La crise du coronavirus souligne encore la nécessité de protéger la société civile

Il est encore impossible de cerner précisément l'ampleur de la crise du coronavirus et toutes ses répercussions dans l’hémisphère sud. Mais une chose est d’ores et déjà claire : la pandémie et le marasme économique mondial réduisent à néant des décennies de progrès en matière de réduction de la pauvreté. Il est donc urgent d'intensifier les investissements dans l'infrastructure sociale des pays les plus pauvres - dans les soins de santé à l'échelle nationale, dans la formation de base et professionnelle et dans la sécurité sociale.

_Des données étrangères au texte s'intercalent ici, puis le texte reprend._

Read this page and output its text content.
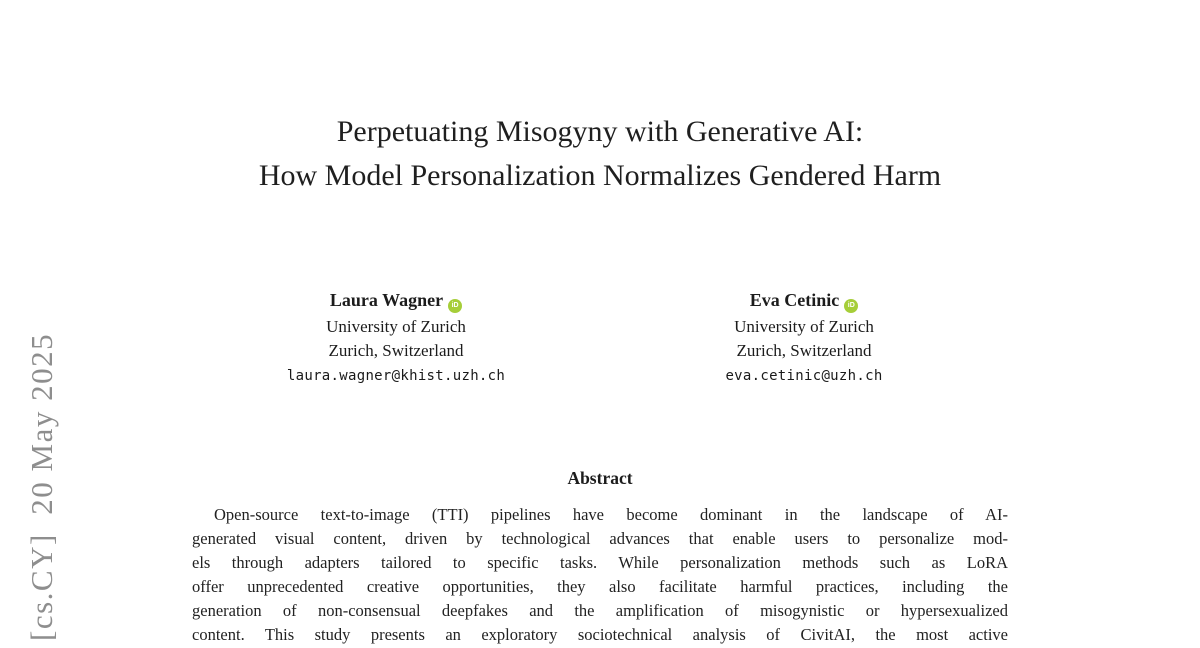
[cs.CY]  20 May 2025
Perpetuating Misogyny with Generative AI:
How Model Personalization Normalizes Gendered Harm
Laura Wagner iD
University of Zurich
Zurich, Switzerland
laura.wagner@khist.uzh.ch
Eva Cetinic iD
University of Zurich
Zurich, Switzerland
eva.cetinic@uzh.ch
Abstract
Open-source text-to-image (TTI) pipelines have become dominant in the landscape of AI-
generated visual content, driven by technological advances that enable users to personalize mod-
els through adapters tailored to specific tasks. While personalization methods such as LoRA
offer unprecedented creative opportunities, they also facilitate harmful practices, including the
generation of non-consensual deepfakes and the amplification of misogynistic or hypersexualized
content. This study presents an exploratory sociotechnical analysis of CivitAI, the most active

À la perte de possibilités de revenus et à la paupérisation de larges couches de la population vient s’ajouter un aspect supplémentaire induit par le coronavirus : de nombreux gouvernements autoritaires profitent de l'occasion pour étendre leur pouvoir en édictant des mesures radicales dans le sillage de la pandémie. Ils imposent des confinements stricts, surveillent leurs citoyens et restreignent la marge de manœuvre de la société civile. Ces réalités sont le lot des populations des pays d'Asie centrale, de l'Ouganda, du Mali, du Burundi et de la Côte d'Ivoire, de la Bolivie, du Chili ou du Salvador. L’aide au développement a plus que jamais le devoir de renforcer de manière ciblée les acteurs de la société civile, les ONG locales et les organisations communautaires – pour que tous puissent développer leurs propres initiatives et remplir leur rôle de porte-voix des groupes de population défavorisés ou d'observateurs des violations des droits humains.

Plus d’attention doit être accordée à la stabilité et au développement durable dans le Sud

En Suisse, le Conseil fédéral et le Parlement ont très rapidement pris d’importantes mesures pour soutenir les PME, certains secteurs économiques et le chômage partiel. Mais ils ont omis en parallèle d’intensifier de manière appropriée l’aide internationale. Il est évident que la gestion à long terme de la crise du coronavirus exige des efforts bien plus substantiels dans les pays les plus pauvres.

Pays prospère et bénéficiaire d'une économie internationale en réseaux, la Suisse devrait à l’évidence s'efforcer de soutenir une aide au développement efficace et visionnaire, par solidarité et dans son propre intérêt pour un développement pacifique et durable dans l’hémisphère sud. Et ce, avec des ressources financières appropriées. Lors du prochain débat sur le budget qui aura lieu avant Noël, le Parlement aura une nouvelle occasion de renforcer adéquatement la coopération internationale au développement.